Ce film est l’un des films les plus commentés d’Eric Rohmer et je ne vais pas revenir sur toutes les raisons de le voir, sur la justesse des personnages, sur le rapport qu'entretient le film avec Pascal, sur l’intelligence des dialogues, sur la grâce et l’élégance des films de Rohmer… D’autres en parlent bien mieux que moi sur ce site et ailleurs.
J’en parle déjà un peu dans ma description des « Contes moraux », ce film s’applique à ce que je dis plus haut.
Le point qui m’a le plus marqué dans ce film et que je trouve magnifique, c’est que les grandes décisions de sa vie, peuvent se décider, se jouer sur des choses presque invisibles. C’est durant cette nuit qu’il prendra sa décision.
On est ni dans un film ou il se passe 40 000 choses invraisemblables et spectaculaires qui pousserait le héros à choisir une des deux femmes, ni dans un film ou l’on découvre que l’une des deux prétendantes serait plus sournoise et donc bien trop méchante pour le personnage principal.
Ici, il me semble que l’on est assez proche de la vraie vie (ou du moins d’une partie des « vraies vies »), que les choses se jouent à peu de choses, que tout peut se décider en une seule nuit, au détour de quelques échanges et de situations simples et banales.
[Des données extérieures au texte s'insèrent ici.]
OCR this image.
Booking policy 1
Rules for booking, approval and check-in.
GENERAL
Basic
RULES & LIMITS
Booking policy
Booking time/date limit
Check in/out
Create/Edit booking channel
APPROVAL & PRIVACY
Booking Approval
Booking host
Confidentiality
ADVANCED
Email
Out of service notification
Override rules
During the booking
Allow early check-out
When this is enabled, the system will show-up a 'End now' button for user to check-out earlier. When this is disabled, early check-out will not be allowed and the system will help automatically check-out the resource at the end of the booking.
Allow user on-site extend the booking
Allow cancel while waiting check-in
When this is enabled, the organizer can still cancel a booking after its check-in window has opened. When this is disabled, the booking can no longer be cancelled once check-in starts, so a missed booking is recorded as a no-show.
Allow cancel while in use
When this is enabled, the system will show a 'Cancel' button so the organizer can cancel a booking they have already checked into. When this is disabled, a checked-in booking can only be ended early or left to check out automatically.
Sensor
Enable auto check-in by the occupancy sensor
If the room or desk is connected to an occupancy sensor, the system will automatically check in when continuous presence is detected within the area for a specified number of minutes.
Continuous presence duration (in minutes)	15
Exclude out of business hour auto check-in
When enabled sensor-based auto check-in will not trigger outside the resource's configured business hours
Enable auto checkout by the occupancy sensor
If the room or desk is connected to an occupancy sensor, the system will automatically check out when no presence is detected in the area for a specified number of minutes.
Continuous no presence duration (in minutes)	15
Qu’un événement presque anodin (une simple nuit) peut avoir des conséquences sur notre existence que l’on est incapable d’évaluer.
Et toute la beauté du film réside dans le dialogue non pas entre plusieurs personnages mais entre deux scènes du film. Celle de la nuit chez Maud et celle de la conclusion finale.
Le dialogue entre cette nuit et cette conclusion se déroulant 5 ans après la nuit chez Maud font de ce film l'un des plus justes et touchants de la filmographie de Rohmer et du cinéma français.